People could take on roles in caring. projects involved in recycling, climate change mitigation, or conservation. They could assist in classrooms or work as support staff on anti-loneliness programmes, or supplement nursing staff as they comforted patients on trolleys awaiting admission to our overstretched hospitals. They could work for GP practices as they start to move on ‘social prescribing’ programmes where pills are replaced by activity.

 

A key criterion would be that some part of the service would take people away from their own comfort zone –to experience up and down the social scale, and across the diversity of race and class how differently lives are led and how other citizens experience life.

 

The benefits? People living in Bradford who only knew Bradford might experience life in Kent or Surrey. And vice versa. Citizens might feel they belonged to one country. The value of neighbourliness would be reasserted. Minority communities would find it harder to build a siege mentality. Tens of thousands would, by chance, bump into a need and discover a skill that could be part of their future career.

 

The costs?

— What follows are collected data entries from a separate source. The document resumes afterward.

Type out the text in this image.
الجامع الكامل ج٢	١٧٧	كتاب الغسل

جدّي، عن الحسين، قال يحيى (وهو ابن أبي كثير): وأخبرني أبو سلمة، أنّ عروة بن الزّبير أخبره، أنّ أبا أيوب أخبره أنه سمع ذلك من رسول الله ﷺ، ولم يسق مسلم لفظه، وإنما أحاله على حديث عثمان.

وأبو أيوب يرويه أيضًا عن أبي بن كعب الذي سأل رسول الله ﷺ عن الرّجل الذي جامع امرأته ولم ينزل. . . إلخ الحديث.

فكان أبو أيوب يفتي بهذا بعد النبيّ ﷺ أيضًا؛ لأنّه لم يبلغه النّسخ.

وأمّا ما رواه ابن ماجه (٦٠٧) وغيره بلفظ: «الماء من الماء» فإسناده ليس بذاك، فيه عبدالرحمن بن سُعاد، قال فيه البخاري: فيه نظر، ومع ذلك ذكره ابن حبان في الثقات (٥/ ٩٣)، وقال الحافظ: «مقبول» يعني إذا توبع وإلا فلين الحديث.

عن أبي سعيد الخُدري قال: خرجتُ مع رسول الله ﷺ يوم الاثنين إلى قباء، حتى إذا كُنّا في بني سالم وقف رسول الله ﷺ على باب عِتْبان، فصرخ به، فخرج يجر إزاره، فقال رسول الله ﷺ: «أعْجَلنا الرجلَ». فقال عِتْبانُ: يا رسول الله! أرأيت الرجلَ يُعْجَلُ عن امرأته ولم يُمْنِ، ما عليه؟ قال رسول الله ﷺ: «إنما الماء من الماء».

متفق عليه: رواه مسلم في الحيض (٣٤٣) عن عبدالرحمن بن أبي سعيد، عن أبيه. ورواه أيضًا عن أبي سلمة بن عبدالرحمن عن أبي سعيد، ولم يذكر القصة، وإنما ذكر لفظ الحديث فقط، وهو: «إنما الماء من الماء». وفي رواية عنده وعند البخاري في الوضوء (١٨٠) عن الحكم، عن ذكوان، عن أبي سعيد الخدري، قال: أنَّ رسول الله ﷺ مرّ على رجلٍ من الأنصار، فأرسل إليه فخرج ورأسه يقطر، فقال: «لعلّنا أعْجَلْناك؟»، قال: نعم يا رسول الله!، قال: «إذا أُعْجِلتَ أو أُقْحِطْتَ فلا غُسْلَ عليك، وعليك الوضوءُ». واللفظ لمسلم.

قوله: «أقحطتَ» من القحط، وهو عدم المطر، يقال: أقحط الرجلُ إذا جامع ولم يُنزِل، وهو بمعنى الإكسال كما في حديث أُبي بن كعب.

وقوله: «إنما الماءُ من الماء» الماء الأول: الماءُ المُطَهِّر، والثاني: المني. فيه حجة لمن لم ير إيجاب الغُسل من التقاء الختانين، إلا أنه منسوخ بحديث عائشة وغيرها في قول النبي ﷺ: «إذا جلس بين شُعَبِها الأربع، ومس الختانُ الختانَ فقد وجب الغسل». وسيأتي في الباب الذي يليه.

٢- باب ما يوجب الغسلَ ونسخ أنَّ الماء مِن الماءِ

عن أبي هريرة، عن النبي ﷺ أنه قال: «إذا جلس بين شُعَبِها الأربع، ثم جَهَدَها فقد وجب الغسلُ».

I last assessed these in a pamphlet thirty years ago. (it was called Count Us In and it was published by the Tawney Society). The upfront costs would be huge. The payback over 15 years in reduced prison population, social integration, individual resilience and self-worth would be the best investment any government could make in reducing social disorder, crime and extremism in the years ahead. Maybe one of the elected mayors around the country will be bold enough to try this.

 

Perhaps as a nation we haven’t yet hit the rock bottom in terms of discontent and economic stagnation. But it seems to be coming. And when it does, and the electorate are ready for radical solutions, at least let’s put this on the agenda to compete with the populists’ panaceas.